Today I was thinking about the value of the sum $S(n,d) = \sum_{k=1}^n k^d$ as $n$ gets large. I suspected the solution would be $S(n,d) \approx \frac{n^{d+1}}{(d+1)}$ based on looking at the cases $d = 1$ and $d=2$, but it was not initially obvious as to how I might prove it. Assuming $n$ gets large so some terms can be simplified, the approach I took was the following:
\begin{align} S(n,d) &= \sum_{k=1}^n k^d \\ &= \frac{n^{d+1}}{n-1} \sum_{k=1}^n \left(\frac{k}{n}\right)^d \frac{n-1}{n}\\ &\approx n^{d} \int_{1}^{n} \left(\frac{x}{n}\right)^d dx \\ &\approx n^{d} \left( \frac{n}{d+1}\left(\frac{x}{n}\right)^{d+1}\right]_{1}^{n} \\ &\approx \frac{n^{d+1}}{d+1} \left( 1 - \frac{1}{n^{d+1}}\right) \\ &\approx \frac{n^{d+1}}{d+1} \end{align}
My question is, what is some other approach I could take that would avoid integration?
Sketch:
A $(d+1)$-dimensional hypercube with sides of length $n$ can be divided into $d+1$ congruent hyperpyramids with bases that are $d$-dimensional hypercubes. (See here for some pictures of the 3D case and a proof.)
Taking one of these hyperpyramids, we can slice it, parallel to the base, into $n$ $d$-dimensional objects, basically $d$-hypercubes with height $1$ and chamfered edges.

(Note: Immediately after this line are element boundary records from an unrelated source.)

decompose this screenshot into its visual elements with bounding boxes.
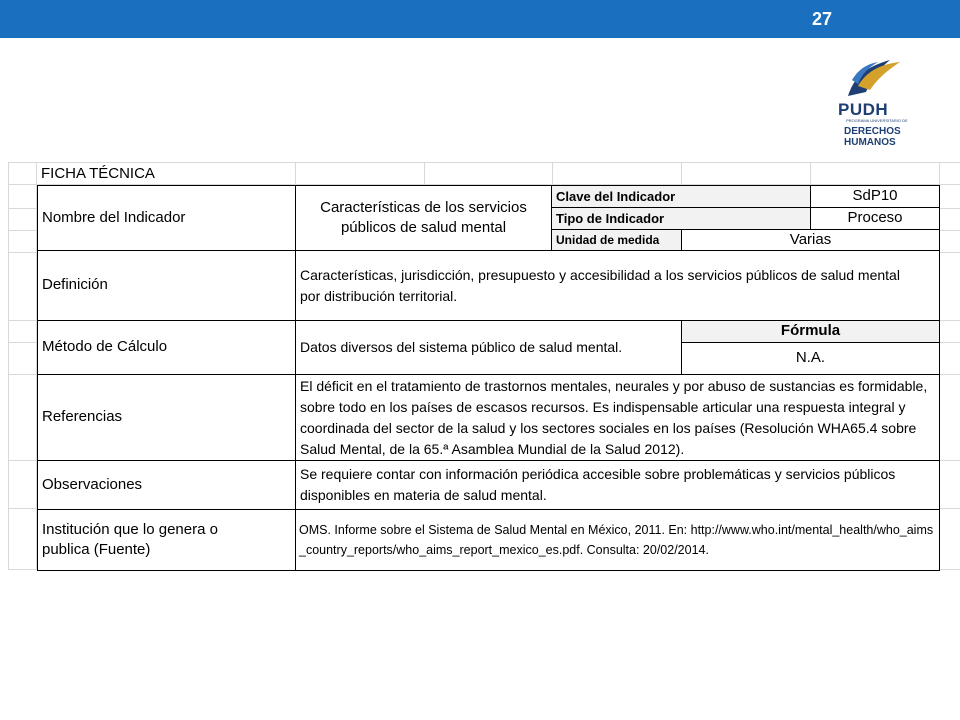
- sheet-title: FICHA TÉCNICA: [41, 164, 155, 182]
- page-number: 27: [811, 9, 832, 29]
- logo-pudh-text: PUDH: [838, 100, 889, 119]
- bird-logo-icon: [844, 56, 902, 100]
- top-banner: [0, 0, 960, 38]
- definicion-label: Definición: [37, 250, 296, 321]
- logo-line-humanos: HUMANOS: [844, 137, 896, 148]
- fuente-value: OMS. Informe sobre el Sistema de Salud Mental en México, 2011. En: http://www.who.int/mental_health/who_aims_country_reports/who_aims_report_mexico_es.pdf. Consulta: 20/02/2014.: [295, 509, 940, 571]
- nombre-label: Nombre del Indicador: [37, 185, 296, 251]
- logo-subtitle: PROGRAMA UNIVERSITARIO DE: [846, 118, 908, 123]
- logo-derechos-humanos: [844, 126, 901, 148]
- tipo-label: Tipo de Indicador: [551, 207, 811, 230]
- formula-value: N.A.: [681, 342, 940, 375]
- nombre-value: Características de los servicios públicos de salud mental: [295, 185, 552, 251]
- referencias-label: Referencias: [37, 374, 296, 461]
- fuente-label: Institución que lo genera o publica (Fuente): [37, 509, 296, 571]
- definicion-value: Características, jurisdicción, presupuesto y accesibilidad a los servicios públicos de salud mental por distribución territorial.: [295, 250, 940, 321]
- tipo-value: Proceso: [810, 207, 940, 230]
- metodo-label: Método de Cálculo: [37, 320, 296, 375]
- observaciones-value: Se requiere contar con información periódica accesible sobre problemáticas y servicios públicos disponibles en materia de salud mental.: [295, 460, 940, 510]
- unidad-label: Unidad de medida: [551, 229, 682, 251]
- clave-label: Clave del Indicador: [551, 185, 811, 208]
- clave-value: SdP10: [810, 185, 940, 208]
- metodo-value: Datos diversos del sistema público de salud mental.: [295, 320, 682, 375]
- unidad-value: Varias: [681, 229, 940, 251]
- logo-line-derechos: DERECHOS: [844, 126, 901, 137]
- pudh-logo: [838, 56, 908, 152]
- formula-label: Fórmula: [681, 320, 940, 343]
- referencias-value: El déficit en el tratamiento de trastornos mentales, neurales y por abuso de sustancias es formidable, sobre todo en los países de escasos recursos. Es indispensable articular una respuesta integral y coordinada del sector de la salud y los sectores sociales en los países (Resolución WHA65.4 sobre Salud Mental, de la 65.ª Asamblea Mundial de la Salud 2012).: [295, 374, 940, 461]
- observaciones-label: Observaciones: [37, 460, 296, 510]
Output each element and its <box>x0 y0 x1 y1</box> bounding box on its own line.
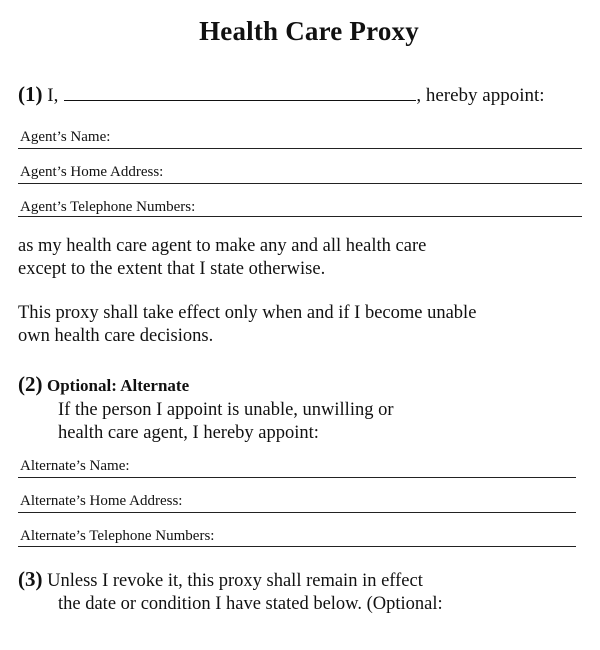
agent-address-line[interactable] <box>18 183 582 184</box>
section-number-3: (3) <box>18 567 43 591</box>
principal-line <box>18 82 545 107</box>
alternate-heading-text: Optional: Alternate <box>47 376 190 395</box>
document-title: Health Care Proxy <box>199 16 419 46</box>
principal-name-blank[interactable] <box>64 86 416 101</box>
effect-clause-line-1: This proxy shall take effect only when and if I become unable <box>18 303 477 323</box>
agent-name-line[interactable] <box>18 148 582 149</box>
duration-text-1: Unless I revoke it, this proxy shall remain in effect <box>47 571 423 591</box>
duration-line-1 <box>18 568 423 593</box>
principal-prefix: I, <box>47 85 59 106</box>
agent-authority-line-2: except to the extent that I state otherwise. <box>18 259 326 279</box>
agent-address-label: Agent’s Home Address: <box>20 164 164 180</box>
effect-clause-line-2: own health care decisions. <box>18 326 214 346</box>
alternate-name-line[interactable] <box>18 477 576 478</box>
duration-line-2: the date or condition I have stated below. (Optional: <box>58 594 443 614</box>
principal-suffix: , hereby appoint: <box>416 85 545 106</box>
agent-phone-line[interactable] <box>18 216 582 217</box>
section-number-1: (1) <box>18 82 43 106</box>
agent-phone-label: Agent’s Telephone Numbers: <box>20 199 196 215</box>
section-number-2: (2) <box>18 372 43 396</box>
alternate-name-label: Alternate’s Name: <box>20 458 130 474</box>
agent-name-label: Agent’s Name: <box>20 129 111 145</box>
alternate-phone-line[interactable] <box>18 546 576 547</box>
alternate-text-line-2: health care agent, I hereby appoint: <box>58 423 319 443</box>
alternate-text-line-1: If the person I appoint is unable, unwilling or <box>58 400 394 420</box>
alternate-phone-label: Alternate’s Telephone Numbers: <box>20 528 215 544</box>
alternate-address-line[interactable] <box>18 512 576 513</box>
alternate-address-label: Alternate’s Home Address: <box>20 493 183 509</box>
agent-authority-line-1: as my health care agent to make any and all health care <box>18 236 427 256</box>
alternate-heading <box>18 372 189 397</box>
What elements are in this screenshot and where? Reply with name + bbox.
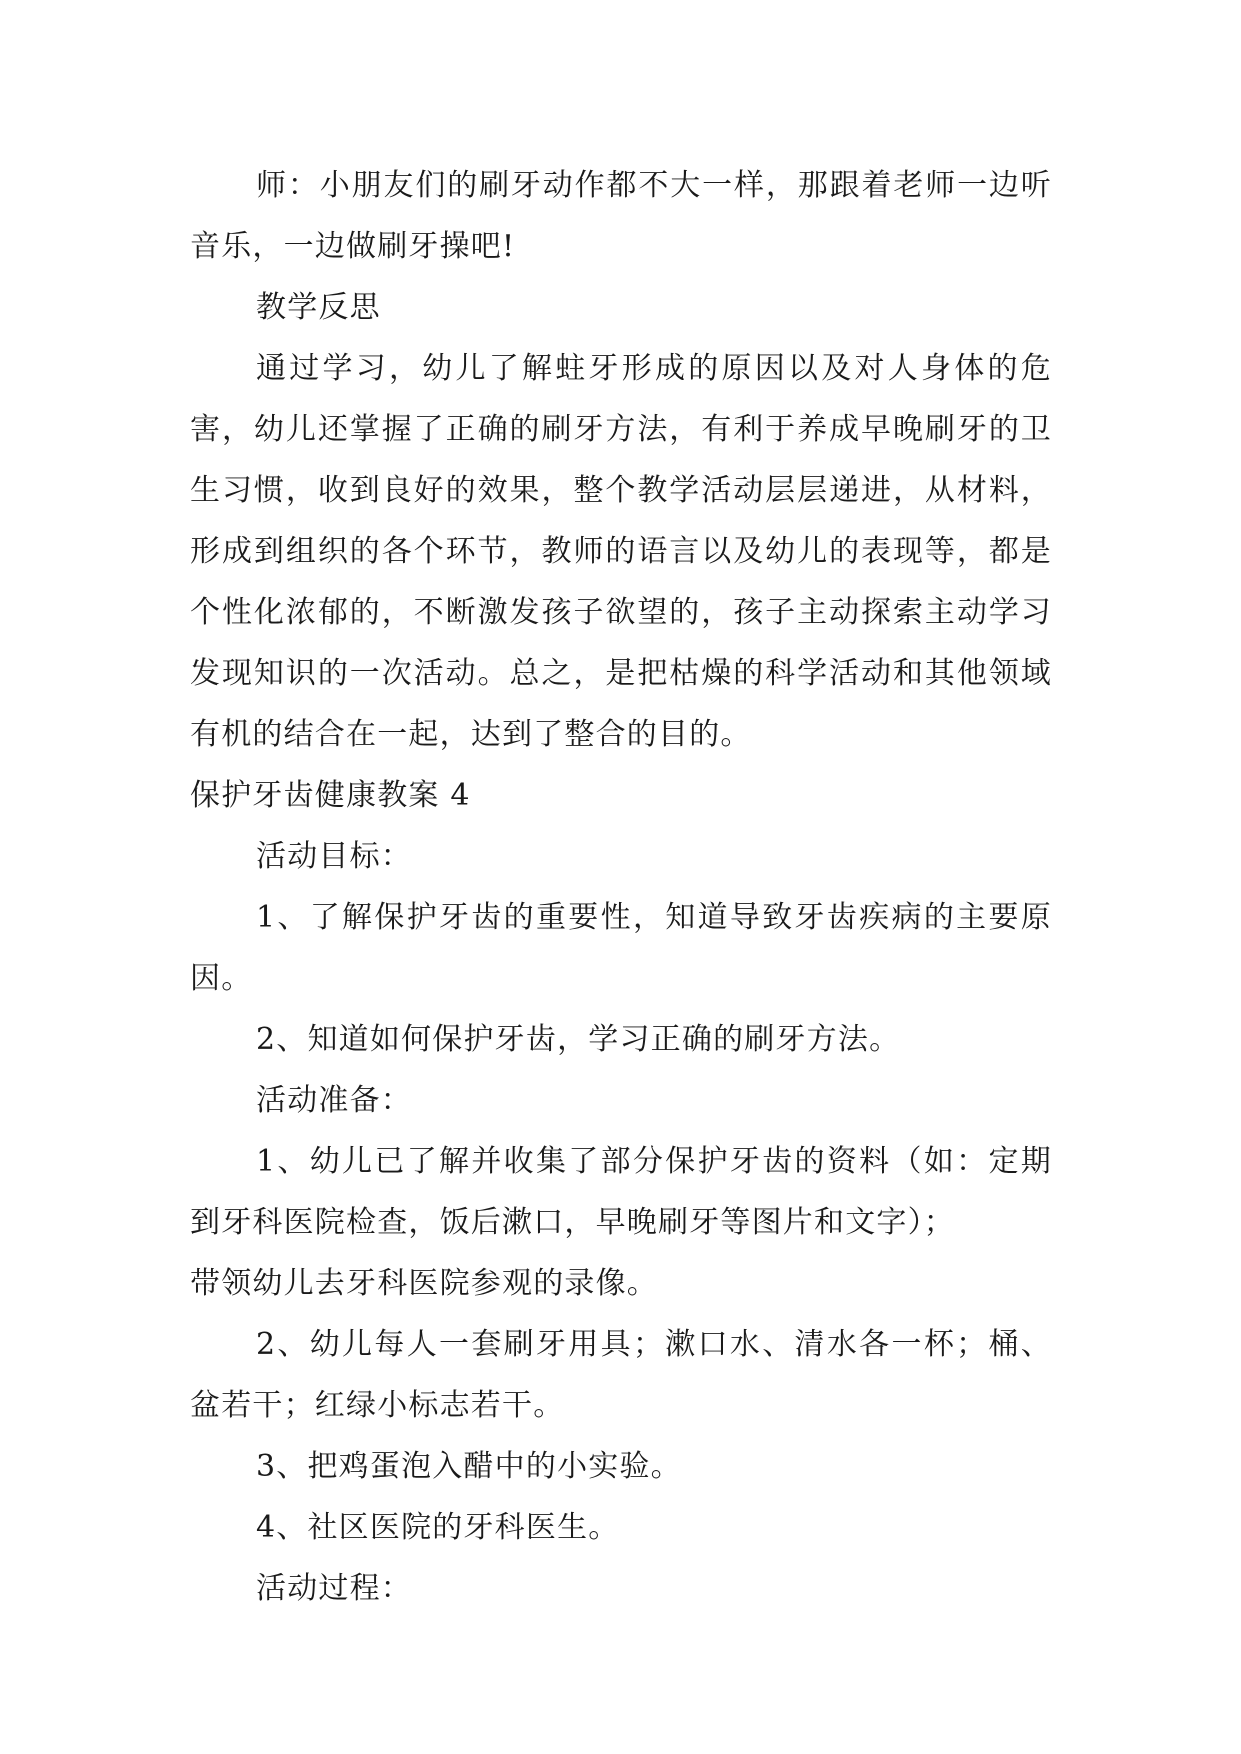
paragraph-reflection-body: 通过学习，幼儿了解蛀牙形成的原因以及对人身体的危害，幼儿还掌握了正确的刷牙方法，有利于养成早晚刷牙的卫生习惯，收到良好的效果，整个教学活动层层递进，从材料，形成到组织的各个环节，教师的语言以及幼儿的表现等，都是个性化浓郁的，不断激发孩子欲望的，孩子主动探索主动学习发现知识的一次活动。总之，是把枯燥的科学活动和其他领域有机的结合在一起，达到了整合的目的。 — [190, 351, 1052, 752]
paragraph-goal-1: 1、了解保护牙齿的重要性，知道导致牙齿疾病的主要原因。 — [190, 900, 1052, 996]
paragraph-goals-heading: 活动目标： — [256, 839, 412, 874]
paragraph-reflection-heading: 教学反思 — [256, 290, 381, 325]
paragraph-goal-2: 2、知道如何保护牙齿，学习正确的刷牙方法。 — [256, 1022, 901, 1057]
paragraph-process-heading: 活动过程： — [256, 1571, 412, 1606]
paragraph-preparation-1-cont: 带领幼儿去牙科医院参观的录像。 — [190, 1266, 658, 1301]
paragraph-preparation-1: 1、幼儿已了解并收集了部分保护牙齿的资料（如：定期到牙科医院检查，饭后漱口，早晚刷牙等图片和文字）； — [190, 1144, 1052, 1240]
document-body — [190, 155, 1052, 1619]
paragraph-preparation-4: 4、社区医院的牙科医生。 — [256, 1510, 620, 1545]
paragraph-teacher-dialogue: 师：小朋友们的刷牙动作都不大一样，那跟着老师一边听音乐，一边做刷牙操吧! — [190, 168, 1052, 264]
paragraph-preparation-2: 2、幼儿每人一套刷牙用具；漱口水、清水各一杯；桶、盆若干；红绿小标志若干。 — [190, 1327, 1052, 1423]
paragraph-preparation-3: 3、把鸡蛋泡入醋中的小实验。 — [256, 1449, 682, 1484]
section-title: 保护牙齿健康教案 4 — [190, 778, 471, 813]
paragraph-preparation-heading: 活动准备： — [256, 1083, 412, 1118]
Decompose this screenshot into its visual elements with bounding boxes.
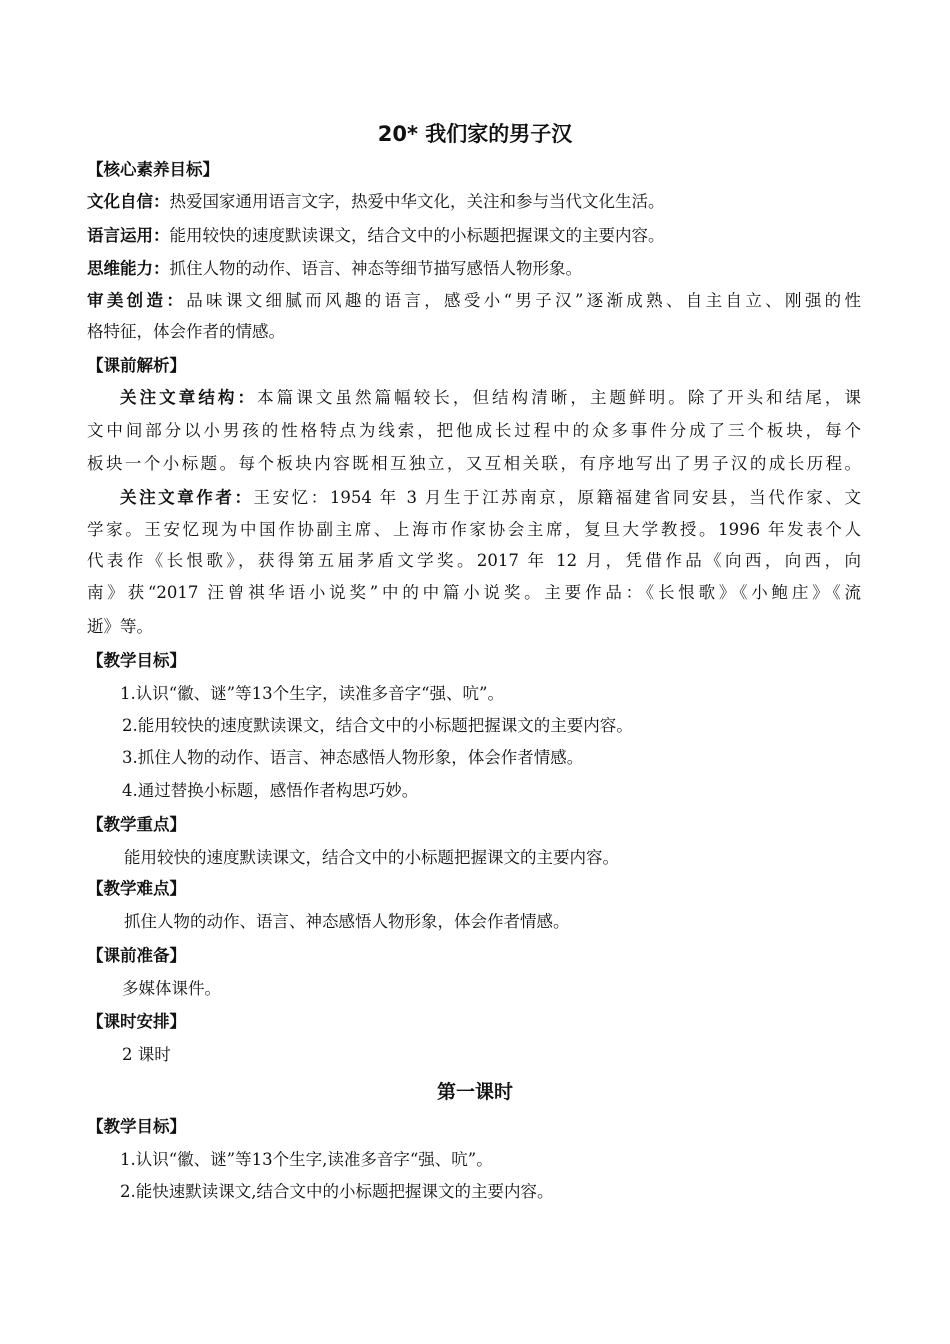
paragraph-text: 本篇课文虽然篇幅较长，但结构清晰，主题鲜明。除了开头和结尾，课 [257, 388, 862, 407]
document-title: 20* 我们家的男子汉 [377, 122, 573, 146]
paragraph-line [120, 486, 861, 510]
lesson-goal-item: 2.能快速默读课文,结合文中的小标题把握课文的主要内容。 [120, 1182, 554, 1201]
lesson-title: 第一课时 [436, 1081, 513, 1103]
paragraph-line [120, 386, 861, 410]
core-item-label: 文化自信： [87, 192, 170, 211]
core-item [87, 257, 582, 281]
core-item-text: 能用较快的速度默读课文，结合文中的小标题把握课文的主要内容。 [169, 226, 665, 245]
difficulty-text: 抓住人物的动作、语言、神态感悟人物形象，体会作者情感。 [124, 912, 570, 931]
core-item-label: 审美创造： [87, 291, 187, 310]
goal-item: 3.抓住人物的动作、语言、神态感悟人物形象，体会作者情感。 [122, 748, 584, 767]
core-item [87, 224, 665, 248]
paragraph-line: 逝》等。 [87, 617, 153, 636]
core-item-text: 抓住人物的动作、语言、神态等细节描写感悟人物形象。 [169, 259, 582, 278]
analysis-heading: 【课前解析】 [87, 356, 186, 375]
core-item-continuation: 格特征，体会作者的情感。 [87, 322, 285, 341]
paragraph-line: 南》获“2017 汪曾祺华语小说奖”中的中篇小说奖。主要作品：《长恨歌》《小鲍庄》《流 [87, 583, 861, 602]
paragraph-line: 代表作《长恨歌》，获得第五届茅盾文学奖。2017 年 12 月，凭借作品《向西，向西，向 [87, 551, 861, 570]
paragraph-line: 学家。王安忆现为中国作协副主席、上海市作家协会主席，复旦大学教授。1996 年发表个人 [87, 520, 861, 539]
paragraph-line: 文中间部分以小男孩的性格特点为线索，把他成长过程中的众多事件分成了三个板块，每个 [87, 421, 861, 440]
core-heading: 【核心素养目标】 [87, 160, 219, 179]
difficulty-heading: 【教学难点】 [87, 879, 186, 898]
core-item [87, 190, 665, 214]
paragraph-label: 关注文章结构： [120, 388, 258, 407]
paragraph-text: 王安忆：1954 年 3 月生于江苏南京，原籍福建省同安县，当代作家、文 [253, 488, 861, 507]
core-item-label: 语言运用： [87, 226, 170, 245]
goal-item: 4.通过替换小标题，感悟作者构思巧妙。 [122, 781, 419, 800]
lesson-goal-item: 1.认识“徽、谜”等13个生字,读准多音字“强、吭”。 [120, 1150, 493, 1169]
goal-item: 1.认识“徽、谜”等13个生字，读准多音字“强、吭”。 [120, 684, 504, 703]
core-item-label: 思维能力： [87, 259, 170, 278]
paragraph-line: 板块一个小标题。每个板块内容既相互独立，又互相关联，有序地写出了男子汉的成长历程。 [87, 454, 861, 473]
prep-text: 多媒体课件。 [122, 979, 221, 998]
paragraph-label: 关注文章作者： [120, 488, 254, 507]
core-item-text: 热爱国家通用语言文字，热爱中华文化，关注和参与当代文化生活。 [169, 192, 665, 211]
core-item [87, 289, 861, 313]
key-heading: 【教学重点】 [87, 815, 186, 834]
prep-heading: 【课前准备】 [87, 946, 186, 965]
goal-item: 2.能用较快的速度默读课文，结合文中的小标题把握课文的主要内容。 [122, 716, 633, 735]
lesson-goals-heading: 【教学目标】 [87, 1117, 186, 1136]
goals-heading: 【教学目标】 [87, 651, 186, 670]
core-item-text: 品味课文细腻而风趣的语言，感受小“男子汉”逐渐成熟、自主自立、刚强的性 [186, 291, 862, 310]
schedule-text: 2 课时 [122, 1045, 171, 1064]
key-text: 能用较快的速度默读课文，结合文中的小标题把握课文的主要内容。 [124, 848, 619, 867]
schedule-heading: 【课时安排】 [87, 1012, 186, 1031]
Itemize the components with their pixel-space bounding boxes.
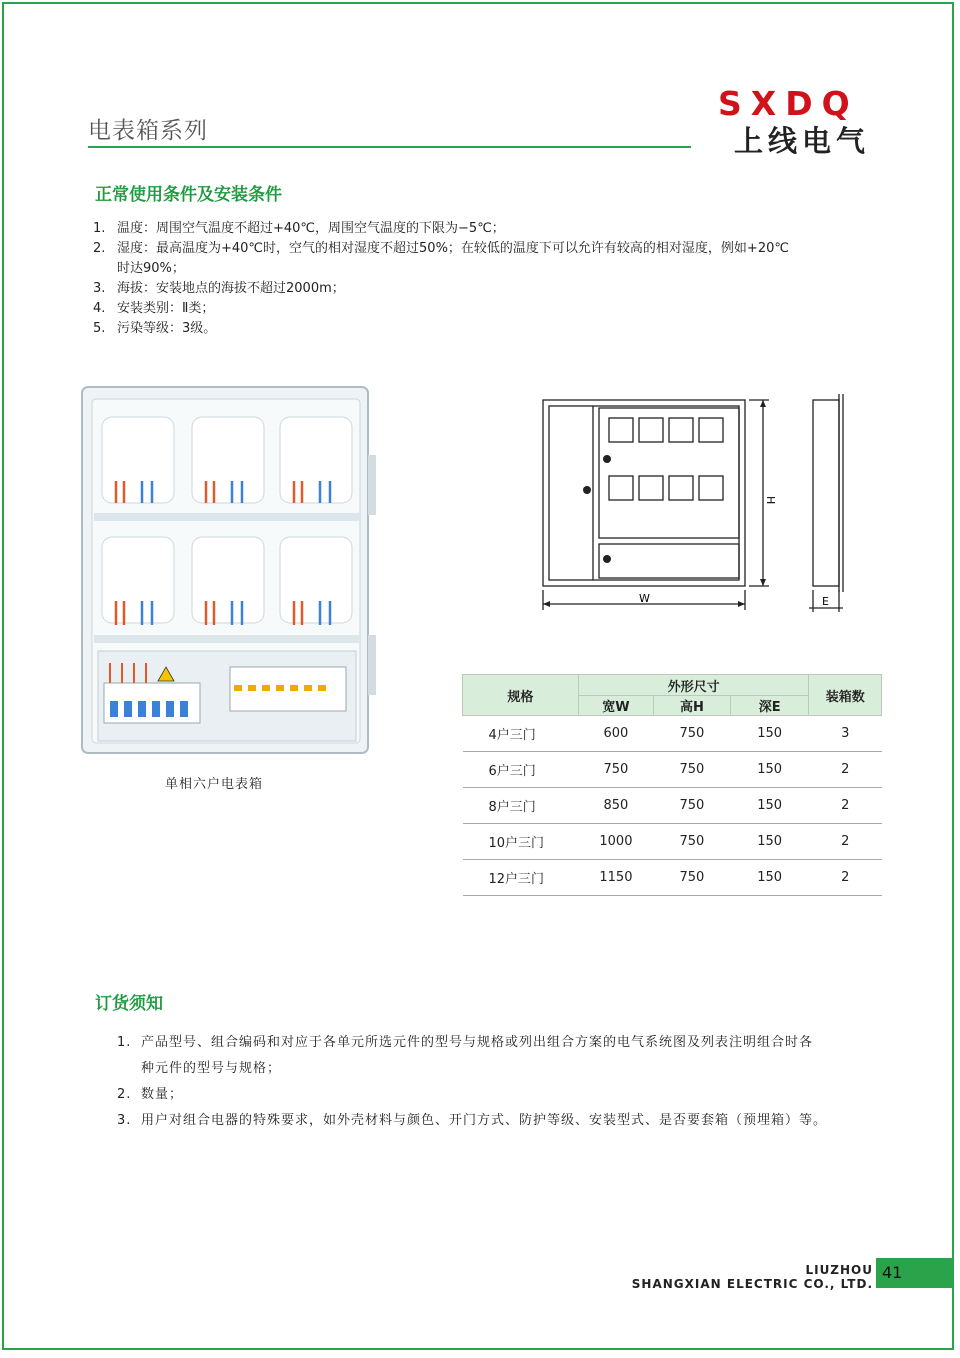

We can approximate each of these objects by $d$-hypercube-slabs of height $1$ and other sides $k$. Now, the crucial bit: what is the error in making this approximation? At the end of the day, what we care about is that the error occurs along the edge, to at most a finite, uniform depth. Hence the error in one is approximately the hyperarea of the edge of a hypercube, i.e. $O(k^{d-1})$. Adding up the errors gives (and here we'll cheat and use induction) a total error of $O(n^d)$. Hence $$ (d+1) \sum_{k=1}^n k^d = n^{d+1} + O(n^d). $$